Risk is defined as a situation that involves exposure to danger. There is a possibility that if you are exposed to COVID-19, you will develop the disease. There is also a risk of dying if you have COVID-19. Scientists are still determining what all the risk factors are for death from COVID-19, but they have made progress in identifying many of the risk factors.

The Risk of Developing COVID-19

COVID-19 is spread through droplets that have the virus in them. When someone is infected with COVID-19 and coughs, sneezes, or talks, they send droplets of saliva or mucus into the air. If you come into contact or are exposed to enough of those droplets, you may be infected.

Researchers are studying how much virus you need to be exposed to, known as the viral load, before it overwhelms your immune system and you become infected. According to research by the John Hopkins School of Medicine, scientists have not determined an exact number for the COVID-19 viral load. However, based on data from the spread of COVID-19, they believe it has a very low viral load, and you don’t need to have a great deal of exposure to get infected.

The Centers for Disease Control (CDC) recommends wearing a mask and limiting the time and number of people you are within six feet of, to help reduce the risk of reaching viral overload exposure.

The more you lessen your risk of getting COVID-19, the lower your overall risk of dying from it is.


Researchers have determined that age is the most significant risk factor for death from COVID-19. The older a person is, the more likely they can die from COVID-19. For comparison, scientists at the CDC use children ages 5-17 as the control group. The risk for other age groups is listed in multiples above the control group data.

• Age 0-4 2x

• Age 18-29 10x

• Age 30-39 45x

• Age 40-49 130x

• Age 50-64 440x

• Age 65-74 1300x

• Age 75-84 3200x

• Age 85 and older 8700x

For example, a grandparent who is age 68 has a 1300 times greater risk of death from COVID-19 than their 7-year-old grandchild.

Health Risks

Researchers continue to gather and analyze data related directly to COIVD-19 infections and deaths. Based on data collected since the beginning of the pandemic, researchers have identified certain health conditions common in people who have died from COVID-19. According to studies in the Journal of the American Medical Association and the New England Journal of Medicine, common pre-existing conditions associated with COIVD-19 include:

· Cardiovascular Disease

· Hypertension

· Diabetes

· Pulmonary Disease

A risk model developed by the Yale School of Medicine found that the more pre-existing conditions a person had, the greater their risk was of death from COIVD-19.

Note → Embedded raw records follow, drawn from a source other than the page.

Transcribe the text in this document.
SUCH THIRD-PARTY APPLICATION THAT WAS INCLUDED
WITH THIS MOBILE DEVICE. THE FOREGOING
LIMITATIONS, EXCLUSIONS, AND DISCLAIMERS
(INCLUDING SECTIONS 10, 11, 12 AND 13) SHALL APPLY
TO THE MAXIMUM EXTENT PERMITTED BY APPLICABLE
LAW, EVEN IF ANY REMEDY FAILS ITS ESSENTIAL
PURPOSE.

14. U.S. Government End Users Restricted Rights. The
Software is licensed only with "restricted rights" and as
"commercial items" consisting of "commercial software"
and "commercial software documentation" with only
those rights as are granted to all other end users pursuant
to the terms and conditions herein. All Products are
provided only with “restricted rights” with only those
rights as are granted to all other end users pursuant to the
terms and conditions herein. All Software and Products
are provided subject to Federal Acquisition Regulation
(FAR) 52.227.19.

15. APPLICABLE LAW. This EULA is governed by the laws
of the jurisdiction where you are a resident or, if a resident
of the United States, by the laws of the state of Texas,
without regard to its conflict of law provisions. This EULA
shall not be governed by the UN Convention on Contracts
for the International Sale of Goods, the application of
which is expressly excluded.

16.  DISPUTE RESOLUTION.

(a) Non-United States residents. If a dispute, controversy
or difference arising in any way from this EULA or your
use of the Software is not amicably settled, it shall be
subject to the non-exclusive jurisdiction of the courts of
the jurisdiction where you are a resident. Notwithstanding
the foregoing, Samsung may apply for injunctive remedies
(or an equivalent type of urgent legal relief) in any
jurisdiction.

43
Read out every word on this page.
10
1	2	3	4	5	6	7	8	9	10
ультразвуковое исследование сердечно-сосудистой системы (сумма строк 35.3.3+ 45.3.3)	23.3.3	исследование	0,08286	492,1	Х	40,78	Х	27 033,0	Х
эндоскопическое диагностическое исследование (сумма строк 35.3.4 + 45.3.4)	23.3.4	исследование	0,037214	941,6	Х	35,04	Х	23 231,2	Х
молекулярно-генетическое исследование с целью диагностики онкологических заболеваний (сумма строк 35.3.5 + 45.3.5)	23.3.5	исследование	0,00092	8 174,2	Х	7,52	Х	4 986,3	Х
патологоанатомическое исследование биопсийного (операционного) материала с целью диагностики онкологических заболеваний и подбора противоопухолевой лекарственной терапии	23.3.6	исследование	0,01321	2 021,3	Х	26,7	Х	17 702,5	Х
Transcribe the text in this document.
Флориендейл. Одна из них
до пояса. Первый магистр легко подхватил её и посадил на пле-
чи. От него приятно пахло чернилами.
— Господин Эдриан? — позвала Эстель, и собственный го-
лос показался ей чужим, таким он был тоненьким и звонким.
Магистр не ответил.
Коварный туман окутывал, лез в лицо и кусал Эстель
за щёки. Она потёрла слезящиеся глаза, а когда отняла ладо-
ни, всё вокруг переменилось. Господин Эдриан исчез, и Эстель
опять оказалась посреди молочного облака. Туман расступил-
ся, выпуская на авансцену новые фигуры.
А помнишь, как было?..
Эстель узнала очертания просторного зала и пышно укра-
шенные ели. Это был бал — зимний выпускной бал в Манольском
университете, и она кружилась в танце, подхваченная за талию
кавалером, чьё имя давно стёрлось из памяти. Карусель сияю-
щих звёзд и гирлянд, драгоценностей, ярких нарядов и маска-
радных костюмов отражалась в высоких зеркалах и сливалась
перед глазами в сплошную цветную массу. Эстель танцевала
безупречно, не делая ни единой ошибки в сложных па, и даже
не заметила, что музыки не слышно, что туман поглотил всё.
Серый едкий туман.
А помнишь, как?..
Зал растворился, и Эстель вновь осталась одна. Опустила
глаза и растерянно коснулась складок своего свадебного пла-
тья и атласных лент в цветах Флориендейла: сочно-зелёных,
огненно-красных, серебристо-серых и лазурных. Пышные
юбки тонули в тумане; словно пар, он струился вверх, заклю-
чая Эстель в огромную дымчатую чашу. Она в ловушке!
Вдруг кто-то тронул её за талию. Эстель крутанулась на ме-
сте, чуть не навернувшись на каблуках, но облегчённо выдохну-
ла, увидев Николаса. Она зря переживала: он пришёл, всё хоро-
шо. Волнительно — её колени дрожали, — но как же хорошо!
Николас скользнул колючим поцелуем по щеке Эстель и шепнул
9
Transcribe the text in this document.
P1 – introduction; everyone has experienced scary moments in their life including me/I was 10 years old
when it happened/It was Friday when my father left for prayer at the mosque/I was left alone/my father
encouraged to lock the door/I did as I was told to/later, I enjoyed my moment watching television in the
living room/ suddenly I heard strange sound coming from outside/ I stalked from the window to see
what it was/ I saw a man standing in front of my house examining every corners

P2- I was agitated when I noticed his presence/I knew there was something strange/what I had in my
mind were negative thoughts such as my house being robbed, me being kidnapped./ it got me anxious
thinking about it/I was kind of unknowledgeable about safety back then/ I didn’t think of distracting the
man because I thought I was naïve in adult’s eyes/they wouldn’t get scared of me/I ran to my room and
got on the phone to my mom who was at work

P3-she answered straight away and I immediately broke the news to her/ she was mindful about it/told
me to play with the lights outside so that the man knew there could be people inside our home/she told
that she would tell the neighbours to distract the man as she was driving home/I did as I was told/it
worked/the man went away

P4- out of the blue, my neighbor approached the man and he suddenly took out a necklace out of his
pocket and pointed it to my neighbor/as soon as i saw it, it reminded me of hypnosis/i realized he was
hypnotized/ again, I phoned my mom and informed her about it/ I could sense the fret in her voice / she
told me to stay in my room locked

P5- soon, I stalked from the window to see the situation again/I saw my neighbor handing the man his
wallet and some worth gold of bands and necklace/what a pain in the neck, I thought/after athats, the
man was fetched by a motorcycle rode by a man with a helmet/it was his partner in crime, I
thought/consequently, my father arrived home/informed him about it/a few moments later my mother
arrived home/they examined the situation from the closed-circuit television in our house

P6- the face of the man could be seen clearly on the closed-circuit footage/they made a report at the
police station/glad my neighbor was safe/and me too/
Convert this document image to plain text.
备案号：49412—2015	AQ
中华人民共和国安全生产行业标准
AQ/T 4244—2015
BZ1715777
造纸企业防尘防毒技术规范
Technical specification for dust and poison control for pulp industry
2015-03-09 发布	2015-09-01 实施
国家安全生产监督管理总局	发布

The CDC associates the risk of death from COVID-19 with the risk of severe illness. People who get severely ill from COVID-19 are more likely to die from it. The CDC’s list of pre-existing health conditions that may raise severe illness risk includes over 25 conditions.

Examples include:

· Cancer

· Obesity

· Smoking

· Sickle Cell Disease

· Pregnancy

Social Determinants of Health

Other factors not related to age or health conditions have also shown to increase the risk of death from COVID-19 statistically. These factors are known as social determinants of health. Scientists believe these factors do not directly cause death from COVID-19. Instead, they may contribute to a greater spread of the disease within vulnerable groups of the population.

Social determinants of health that are related to an increased risk of severe illness and death from COVID-19 include:

· Race

· Ability to Work from Home

· Economic Status

· Education Status

· Access to Medical Care

· Distrust of the Healthcare System

Social determinants of health also contribute to a greater risk for illness and death from other diseases and medical conditions.